Ella extendió la mano y tomó la de él, conmovida por su vulnerabilidad.

"Severus. No hay nada que debas temer. Hoy ha estado bien, ¿no? Maravilloso. Esto está fuera de Hogwarts. Me ha mostrado lo que puede ser. Y me gusta. Me gusta tanto que no quiero que acabe."

"Tiene que hacerlo. Tiene una clase conmigo esta tarde, señorita Granger." Él sonrió burlonamente a su manera habitual, pero por una vez la molestó más de lo que la divirtió. Era demasiado fácil para él retirarse a la familiaridad académica.

"Es viernes. ¿No sería maravilloso quedarnos aquí e ir a un hotel? Tengo algún dinero de entrevistas y artículos que escribí después de la guerra. Podríamos ir a un lugar realmente agradable y pasar el fin de semana allí."

Él parecía confuso, casi asustado.

"Tengo que regresar para impartir clase."

Ella suspiró y bajó la cabeza. "Muy bien," dijo con sequedad.

Terminaron su café y abandonaron la cafetería en silencio, caminando calle arriba. Hermione estaba confusa. Desesperadamente no quería arruinar el maravilloso rato que habían pasado en Edimburgo, pero tampoco podía evitar sentirse decepcionada por su incapacidad para dejar atrás su pasado familiar. Al menos lo habían expresado; la posibilidad de un futuro juntos más allá de Hogwarts. Y se recordó a sí misma, él inicialmente se lo había tomado bastante bien.

Pero su inseguridad la preocupaba. Era casi una carga; como si ella estuviera soportando sobre sus hombros el peso emocional, no sólo de sí misma, sino también de un hombre veinte años mayor que ella. Levantó la mirada hacia él. ¿Estaba realmente preocupado por dejarla? Supuso que era uno de sus mayores temores acerca de estar fuera del colegio. Él sabía dónde estaba con ella en Hogwarts.
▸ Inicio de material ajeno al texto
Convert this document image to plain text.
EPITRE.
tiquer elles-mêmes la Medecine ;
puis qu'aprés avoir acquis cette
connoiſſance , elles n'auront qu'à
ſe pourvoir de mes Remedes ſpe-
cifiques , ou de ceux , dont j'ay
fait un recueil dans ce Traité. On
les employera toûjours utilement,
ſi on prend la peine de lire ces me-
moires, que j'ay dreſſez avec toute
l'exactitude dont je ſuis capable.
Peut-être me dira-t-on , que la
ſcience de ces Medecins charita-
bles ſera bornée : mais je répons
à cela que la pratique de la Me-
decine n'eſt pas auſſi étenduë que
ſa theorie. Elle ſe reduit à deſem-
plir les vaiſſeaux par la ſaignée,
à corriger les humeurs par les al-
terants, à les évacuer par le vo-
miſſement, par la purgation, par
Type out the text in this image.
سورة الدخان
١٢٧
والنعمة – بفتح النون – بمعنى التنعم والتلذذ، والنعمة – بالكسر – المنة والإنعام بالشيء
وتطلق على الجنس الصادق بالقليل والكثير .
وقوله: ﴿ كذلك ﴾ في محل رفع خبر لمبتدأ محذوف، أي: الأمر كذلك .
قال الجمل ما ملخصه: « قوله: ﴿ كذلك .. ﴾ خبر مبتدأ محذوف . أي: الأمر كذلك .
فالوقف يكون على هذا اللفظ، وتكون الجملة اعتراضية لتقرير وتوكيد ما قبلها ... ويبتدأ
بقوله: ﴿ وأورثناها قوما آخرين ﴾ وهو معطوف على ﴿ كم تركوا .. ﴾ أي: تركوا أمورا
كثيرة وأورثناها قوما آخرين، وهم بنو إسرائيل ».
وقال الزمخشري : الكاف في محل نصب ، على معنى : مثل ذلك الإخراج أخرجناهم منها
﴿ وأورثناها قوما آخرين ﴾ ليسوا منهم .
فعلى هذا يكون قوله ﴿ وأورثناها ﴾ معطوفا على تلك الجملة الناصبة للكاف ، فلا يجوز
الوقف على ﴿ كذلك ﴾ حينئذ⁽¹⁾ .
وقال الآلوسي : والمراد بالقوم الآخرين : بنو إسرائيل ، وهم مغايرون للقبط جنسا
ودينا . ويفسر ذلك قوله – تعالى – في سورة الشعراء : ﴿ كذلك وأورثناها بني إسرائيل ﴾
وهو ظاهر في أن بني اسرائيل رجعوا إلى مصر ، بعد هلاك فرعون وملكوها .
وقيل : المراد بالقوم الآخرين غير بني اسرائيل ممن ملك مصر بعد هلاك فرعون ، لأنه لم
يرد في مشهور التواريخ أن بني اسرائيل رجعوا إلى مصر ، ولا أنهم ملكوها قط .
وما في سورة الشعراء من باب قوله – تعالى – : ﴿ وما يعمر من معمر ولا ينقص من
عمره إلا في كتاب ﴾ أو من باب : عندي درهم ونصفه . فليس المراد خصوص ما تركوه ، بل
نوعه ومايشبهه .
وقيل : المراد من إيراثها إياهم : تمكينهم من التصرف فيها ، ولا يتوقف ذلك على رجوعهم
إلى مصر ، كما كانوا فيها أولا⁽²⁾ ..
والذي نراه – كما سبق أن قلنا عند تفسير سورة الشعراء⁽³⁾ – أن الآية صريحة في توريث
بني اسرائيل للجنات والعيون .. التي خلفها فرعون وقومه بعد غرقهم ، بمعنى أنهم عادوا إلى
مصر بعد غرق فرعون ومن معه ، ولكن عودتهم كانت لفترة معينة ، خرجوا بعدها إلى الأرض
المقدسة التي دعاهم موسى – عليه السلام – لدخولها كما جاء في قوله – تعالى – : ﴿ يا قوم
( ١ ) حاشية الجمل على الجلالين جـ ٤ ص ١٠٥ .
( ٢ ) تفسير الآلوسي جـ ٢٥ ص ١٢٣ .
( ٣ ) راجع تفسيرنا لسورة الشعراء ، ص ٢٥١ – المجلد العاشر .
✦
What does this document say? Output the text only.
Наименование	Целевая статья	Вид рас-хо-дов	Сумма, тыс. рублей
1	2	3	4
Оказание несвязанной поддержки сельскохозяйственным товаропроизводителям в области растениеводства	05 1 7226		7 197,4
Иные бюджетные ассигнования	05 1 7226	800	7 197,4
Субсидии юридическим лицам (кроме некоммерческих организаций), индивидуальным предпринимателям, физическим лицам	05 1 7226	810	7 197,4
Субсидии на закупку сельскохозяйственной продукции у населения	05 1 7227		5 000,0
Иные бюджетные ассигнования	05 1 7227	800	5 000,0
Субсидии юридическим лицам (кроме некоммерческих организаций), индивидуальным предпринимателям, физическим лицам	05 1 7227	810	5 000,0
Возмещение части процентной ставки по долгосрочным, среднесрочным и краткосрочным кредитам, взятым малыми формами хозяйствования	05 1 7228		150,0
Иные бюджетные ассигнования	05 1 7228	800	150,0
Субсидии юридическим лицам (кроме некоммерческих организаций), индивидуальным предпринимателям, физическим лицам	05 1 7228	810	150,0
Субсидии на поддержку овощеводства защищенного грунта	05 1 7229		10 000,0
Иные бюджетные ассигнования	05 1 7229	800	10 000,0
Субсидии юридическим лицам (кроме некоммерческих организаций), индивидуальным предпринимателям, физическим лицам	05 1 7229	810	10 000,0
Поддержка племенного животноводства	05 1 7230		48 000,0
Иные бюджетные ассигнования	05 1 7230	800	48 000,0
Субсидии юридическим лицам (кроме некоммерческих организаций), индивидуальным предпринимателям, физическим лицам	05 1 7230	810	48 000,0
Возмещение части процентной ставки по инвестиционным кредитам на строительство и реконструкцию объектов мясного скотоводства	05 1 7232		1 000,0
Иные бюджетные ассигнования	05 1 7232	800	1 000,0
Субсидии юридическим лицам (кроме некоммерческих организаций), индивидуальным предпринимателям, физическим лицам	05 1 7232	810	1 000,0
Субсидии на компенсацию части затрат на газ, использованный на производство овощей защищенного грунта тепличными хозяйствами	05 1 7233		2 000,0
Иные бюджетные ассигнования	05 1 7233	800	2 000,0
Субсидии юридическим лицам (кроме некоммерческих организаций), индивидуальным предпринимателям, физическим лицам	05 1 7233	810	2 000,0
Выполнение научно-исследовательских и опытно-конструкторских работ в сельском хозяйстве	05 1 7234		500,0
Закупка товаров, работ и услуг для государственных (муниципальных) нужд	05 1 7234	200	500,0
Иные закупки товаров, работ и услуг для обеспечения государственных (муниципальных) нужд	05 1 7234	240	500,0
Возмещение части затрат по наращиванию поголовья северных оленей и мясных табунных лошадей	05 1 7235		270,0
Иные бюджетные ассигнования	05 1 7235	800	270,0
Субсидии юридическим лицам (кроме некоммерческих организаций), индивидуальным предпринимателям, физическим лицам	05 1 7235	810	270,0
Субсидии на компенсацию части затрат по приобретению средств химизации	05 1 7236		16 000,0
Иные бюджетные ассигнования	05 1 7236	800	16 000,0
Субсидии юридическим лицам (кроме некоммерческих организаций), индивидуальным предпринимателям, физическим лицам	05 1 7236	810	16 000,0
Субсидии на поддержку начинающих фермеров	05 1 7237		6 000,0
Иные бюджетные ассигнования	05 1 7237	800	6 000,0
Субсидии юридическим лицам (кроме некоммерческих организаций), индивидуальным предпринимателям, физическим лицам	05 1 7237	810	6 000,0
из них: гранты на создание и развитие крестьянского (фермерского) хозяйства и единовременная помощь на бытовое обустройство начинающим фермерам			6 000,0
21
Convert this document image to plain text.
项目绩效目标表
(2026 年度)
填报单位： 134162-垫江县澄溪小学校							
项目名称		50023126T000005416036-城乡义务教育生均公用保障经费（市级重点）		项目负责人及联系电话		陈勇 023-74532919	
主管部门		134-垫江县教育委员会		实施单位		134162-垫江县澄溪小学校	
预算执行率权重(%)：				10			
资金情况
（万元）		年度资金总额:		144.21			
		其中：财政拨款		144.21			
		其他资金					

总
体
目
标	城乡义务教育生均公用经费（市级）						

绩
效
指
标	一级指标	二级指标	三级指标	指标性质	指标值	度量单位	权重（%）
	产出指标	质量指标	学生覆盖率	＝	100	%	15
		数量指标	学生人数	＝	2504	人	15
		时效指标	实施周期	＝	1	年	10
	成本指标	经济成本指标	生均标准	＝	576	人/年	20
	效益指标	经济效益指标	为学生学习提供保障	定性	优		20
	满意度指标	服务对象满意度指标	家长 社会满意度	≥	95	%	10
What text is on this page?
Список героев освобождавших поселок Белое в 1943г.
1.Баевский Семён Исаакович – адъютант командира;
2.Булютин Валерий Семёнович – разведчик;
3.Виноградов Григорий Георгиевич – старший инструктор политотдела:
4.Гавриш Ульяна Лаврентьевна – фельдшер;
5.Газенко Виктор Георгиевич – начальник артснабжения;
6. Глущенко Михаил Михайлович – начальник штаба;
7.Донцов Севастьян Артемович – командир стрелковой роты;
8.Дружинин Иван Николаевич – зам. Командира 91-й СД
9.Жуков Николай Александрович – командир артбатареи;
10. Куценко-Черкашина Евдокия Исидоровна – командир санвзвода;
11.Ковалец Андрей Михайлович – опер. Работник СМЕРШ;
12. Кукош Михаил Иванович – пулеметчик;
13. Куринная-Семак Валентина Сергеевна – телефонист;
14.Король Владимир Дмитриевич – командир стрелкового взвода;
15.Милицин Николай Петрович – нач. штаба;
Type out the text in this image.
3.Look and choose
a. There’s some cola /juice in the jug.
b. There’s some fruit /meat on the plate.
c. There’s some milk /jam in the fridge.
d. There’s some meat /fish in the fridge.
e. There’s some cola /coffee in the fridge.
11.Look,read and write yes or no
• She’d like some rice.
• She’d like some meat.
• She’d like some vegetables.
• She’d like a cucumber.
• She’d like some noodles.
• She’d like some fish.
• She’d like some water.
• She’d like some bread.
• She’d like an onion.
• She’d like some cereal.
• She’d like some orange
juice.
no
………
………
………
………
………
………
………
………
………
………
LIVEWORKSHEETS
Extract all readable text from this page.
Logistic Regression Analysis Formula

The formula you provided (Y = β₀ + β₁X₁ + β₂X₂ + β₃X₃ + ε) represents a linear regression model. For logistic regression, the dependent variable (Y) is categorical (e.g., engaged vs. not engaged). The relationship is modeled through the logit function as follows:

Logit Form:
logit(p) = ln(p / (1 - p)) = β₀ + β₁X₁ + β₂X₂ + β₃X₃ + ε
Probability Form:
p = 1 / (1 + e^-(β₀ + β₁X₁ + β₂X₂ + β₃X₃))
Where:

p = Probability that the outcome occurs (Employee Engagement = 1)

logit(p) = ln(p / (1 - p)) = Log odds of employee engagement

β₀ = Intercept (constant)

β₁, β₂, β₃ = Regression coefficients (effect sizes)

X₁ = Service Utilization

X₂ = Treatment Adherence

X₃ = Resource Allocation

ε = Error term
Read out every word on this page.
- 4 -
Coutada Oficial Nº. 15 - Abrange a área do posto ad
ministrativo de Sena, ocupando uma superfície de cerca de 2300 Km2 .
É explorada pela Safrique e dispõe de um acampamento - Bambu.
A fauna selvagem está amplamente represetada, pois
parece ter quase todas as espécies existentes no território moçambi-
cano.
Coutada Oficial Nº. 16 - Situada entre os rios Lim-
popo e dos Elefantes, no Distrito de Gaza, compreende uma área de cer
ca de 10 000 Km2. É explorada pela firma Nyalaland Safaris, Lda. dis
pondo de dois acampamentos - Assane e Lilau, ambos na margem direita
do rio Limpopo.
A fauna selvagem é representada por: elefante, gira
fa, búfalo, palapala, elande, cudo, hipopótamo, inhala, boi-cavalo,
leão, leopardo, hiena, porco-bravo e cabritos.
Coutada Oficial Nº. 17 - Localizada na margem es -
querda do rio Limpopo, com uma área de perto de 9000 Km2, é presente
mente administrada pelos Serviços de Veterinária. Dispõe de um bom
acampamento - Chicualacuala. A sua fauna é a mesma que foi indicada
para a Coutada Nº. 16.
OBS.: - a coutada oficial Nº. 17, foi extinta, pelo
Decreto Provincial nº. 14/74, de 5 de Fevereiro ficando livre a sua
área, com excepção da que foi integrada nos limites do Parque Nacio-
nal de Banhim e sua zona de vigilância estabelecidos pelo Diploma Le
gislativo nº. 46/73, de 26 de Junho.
Sabía que dentro de la comunidad escolar, a sus ojos, él era excitante, inteligente, carismático… peligroso. ¿Pero afuera? ¿Tenía tan poca confianza como para pensar que parecería tan diferente? Parecía que sí.

A pesar de su incapacidad para tomar una decisión sensata sobre su futuro, ella lo adoraba tanto que sólo quería tranquilizarlo. Su fragilidad era tan conmovedora; sacaba un sentimiento de ella que no podía identificar del todo. Deslizó su mano en la de él, levantando la otra para sentir el collar que colgaba a su alrededor, y le sonrió.

Él se detuvo y la miró, su rostro todavía incierto.

Se detuvieron en medio de la calle. Hermione levantó la mano y sostuvo su rostro. Era comprensible que necesitara tiempo. Se lo concedería.

"No te preocupes por nada, Severus. Me tienes. Me tienes."

Atrajo su cabeza y lo besó larga y tiernamente mientras la gente de Edimburgo pasaba a su alrededor.